Our community brought in one other person to give us a hand, and we had two weeks to pull off a community breakfast. God impressed upon me to speak, and I asked if I could speak for the breakfast: "Can I bring my story to the women at the breakfast?" I asked.
I was given a definite okay. I began to pray.
The breakfast was a huge success with over 100 ladies attending. God was glorified, His Spirit soared through the room, and it was evident that He was there. I felt truly blessed to be a part of His plan, blessed that He was speaking through me, blessed to be used by Him.
We planned another breakfast, the news spread and the excitement soared. We had a skit. Friends came to be in the skit and it was fun. We laughed, we enjoyed each other, we planned, we loved. It was another great breakfast with over 100 attending. The Spirit weaved in and out of the room, touching the hearts of every women. The excitement of His love was evident, His heart was glorified again, His tenderness was evident. My heart was full and thankful.

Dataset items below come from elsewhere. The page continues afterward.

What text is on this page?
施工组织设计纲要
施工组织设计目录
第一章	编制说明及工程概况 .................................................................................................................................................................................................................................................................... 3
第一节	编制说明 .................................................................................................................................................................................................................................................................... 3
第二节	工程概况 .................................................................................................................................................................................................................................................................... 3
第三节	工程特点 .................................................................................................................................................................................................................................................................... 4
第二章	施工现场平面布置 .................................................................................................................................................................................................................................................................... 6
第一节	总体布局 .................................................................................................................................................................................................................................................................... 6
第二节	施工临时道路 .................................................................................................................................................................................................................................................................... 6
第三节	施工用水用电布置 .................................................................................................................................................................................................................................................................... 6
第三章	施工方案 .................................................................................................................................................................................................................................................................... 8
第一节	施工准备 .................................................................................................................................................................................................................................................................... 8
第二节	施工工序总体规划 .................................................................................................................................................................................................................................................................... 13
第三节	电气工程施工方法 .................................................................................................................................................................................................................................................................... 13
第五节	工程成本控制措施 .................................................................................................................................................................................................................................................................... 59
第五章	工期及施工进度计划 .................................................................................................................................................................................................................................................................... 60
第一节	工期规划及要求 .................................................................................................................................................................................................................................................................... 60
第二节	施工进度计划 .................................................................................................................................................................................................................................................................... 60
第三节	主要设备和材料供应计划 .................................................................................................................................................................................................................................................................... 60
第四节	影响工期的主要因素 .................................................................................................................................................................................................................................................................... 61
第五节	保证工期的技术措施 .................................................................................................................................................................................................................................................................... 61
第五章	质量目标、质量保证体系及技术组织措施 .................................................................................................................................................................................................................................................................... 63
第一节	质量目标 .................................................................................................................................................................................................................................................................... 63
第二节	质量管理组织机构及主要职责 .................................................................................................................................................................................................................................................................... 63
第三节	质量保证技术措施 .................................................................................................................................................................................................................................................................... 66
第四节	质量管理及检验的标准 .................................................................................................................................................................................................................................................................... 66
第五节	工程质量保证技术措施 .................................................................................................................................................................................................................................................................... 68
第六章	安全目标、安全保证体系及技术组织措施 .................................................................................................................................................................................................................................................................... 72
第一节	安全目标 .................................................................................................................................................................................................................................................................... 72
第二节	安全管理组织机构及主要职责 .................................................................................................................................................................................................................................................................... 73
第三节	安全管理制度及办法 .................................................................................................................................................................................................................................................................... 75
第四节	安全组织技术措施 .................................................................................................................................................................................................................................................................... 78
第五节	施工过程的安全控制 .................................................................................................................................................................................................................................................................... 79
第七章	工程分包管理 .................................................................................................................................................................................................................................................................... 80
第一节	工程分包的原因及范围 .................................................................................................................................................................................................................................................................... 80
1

God was whispering to me that I should step back at this point, but I wasn't sure I really wanted to, I was enjoying this. Having a good time, but stepping back was the right thing to do. Yet, I still had ideas. I was concerned about the direction of this breakfast....
Then I voiced my opinion, "I do not support an overly preachy atmosphere at a community breakfast!" I was making waves. My opinions were perceived as conflict and causing trouble. I began to ask questions, dig deeper, make more waves. It was not well received. As I prayed, God impressed upon me to just be still, so I was still.
Our team, which was larger now, was called into the church office and the "issue" was discussed. It was an issue that had grown. I didn't realize how big.
Time passed, the breakfast continued, attendance declined. I have stepped down, and the lady that started out with me, she has stepped down as well. The breakfast is still nice, but it is different. Something has changed.
I heard today that during all that fiasco even more people were hearing opinions about the breakfast than I realized. I guess I shouldn't be surprised. The reality that my reputation is tarnished, the truth is scarred, the facts are skewed.
My reputation is not mine to have. I am not my own defender. I am not my own fighter. I can voice an opinion and know that my God will set it right in His time. My God will protect me, love me, defend and be my reputation. It is all about Him not me. I feel hurt sometimes, and weary, but not crushed or ruined.
Say That Again, Jesus, You are my reputation, my Strength, my Everything. It is All YOU.